- Born: 1978 Taza, Fez-Meknes, Morocco
- Known for: Painting

= Rachid Ben Ali =

Moroccan-Dutch painter (born 1978)

Rachid Ben Ali (born 1978 in Taza, Morocco) is a controversial Moroccan-Dutch painter.

At the age of 15 he was sent by his parents to the Netherlands. He is an autodidact. Later he attended the Polytechnic of the Arts in Antwerp, Belgium. He lives and works in Amsterdam and London.

In 2001 and 2003 he had shows in the Tanya Rumpff Gallery in Haarlem, the Stedelijk Museum in Amsterdam and the Wereldmuseum in Rotterdam.

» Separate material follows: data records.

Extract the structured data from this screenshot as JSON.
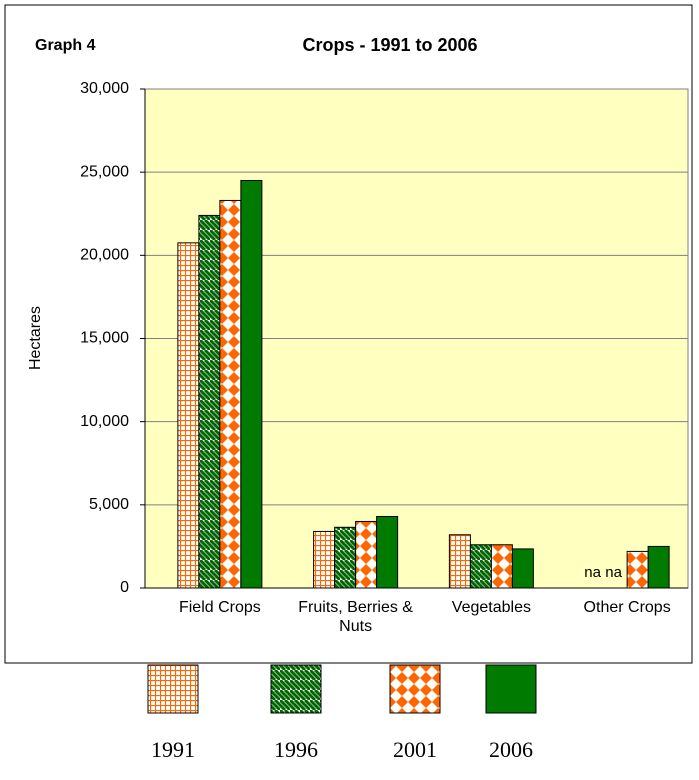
{
  "chart_data": {
    "type": "bar",
    "title": "Crops - 1991 to 2006",
    "label": "Graph 4",
    "y_label": "Hectares",
    "categories": [
      "Field Crops",
      "Fruits, Berries & Nuts",
      "Vegetables",
      "Other Crops"
    ],
    "series": [
      {
        "name": "1991",
        "color": "#ff6600",
        "pattern": "grid",
        "values": [
          20750,
          3400,
          3200,
          null
        ],
        "value_labels": [
          null,
          null,
          null,
          "na"
        ]
      },
      {
        "name": "1996",
        "color": "#006600",
        "pattern": "diagonal",
        "values": [
          22400,
          3650,
          2600,
          null
        ],
        "value_labels": [
          null,
          null,
          null,
          "na"
        ]
      },
      {
        "name": "2001",
        "color": "#ff6600",
        "pattern": "diamond",
        "values": [
          23300,
          4000,
          2600,
          2200
        ]
      },
      {
        "name": "2006",
        "color": "#007a00",
        "pattern": "solid",
        "values": [
          24500,
          4300,
          2350,
          2500
        ]
      }
    ],
    "ylim": [
      0,
      30000
    ],
    "yticks": [
      0,
      {
        "value": 5000,
        "label": "5,000"
      },
      {
        "value": 10000,
        "label": "10,000"
      },
      {
        "value": 15000,
        "label": "15,000"
      },
      {
        "value": 20000,
        "label": "20,000"
      },
      {
        "value": 25000,
        "label": "25,000"
      },
      {
        "value": 30000,
        "label": "30,000"
      }
    ],
    "grid": true,
    "background": "#ffffc0"
  }
}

Queen Beatrix chose one of his paintings to introduce an exposition in the Stedelijk Museum.

In 2003 he won the KunstRAI award for young artists, and in 2005 40 of his most recent paintings were shown at the Cobra Museum of Modern Art in Amstelveen, near Amsterdam.

His work has triggered anger and threats from Islamist militants in the Netherlands. He went into hiding after death threats related to an exhibit showing "hate-imams" spitting bombs. Since then, he has required bodyguards, the cost of which are paid for by the Cobra Museum.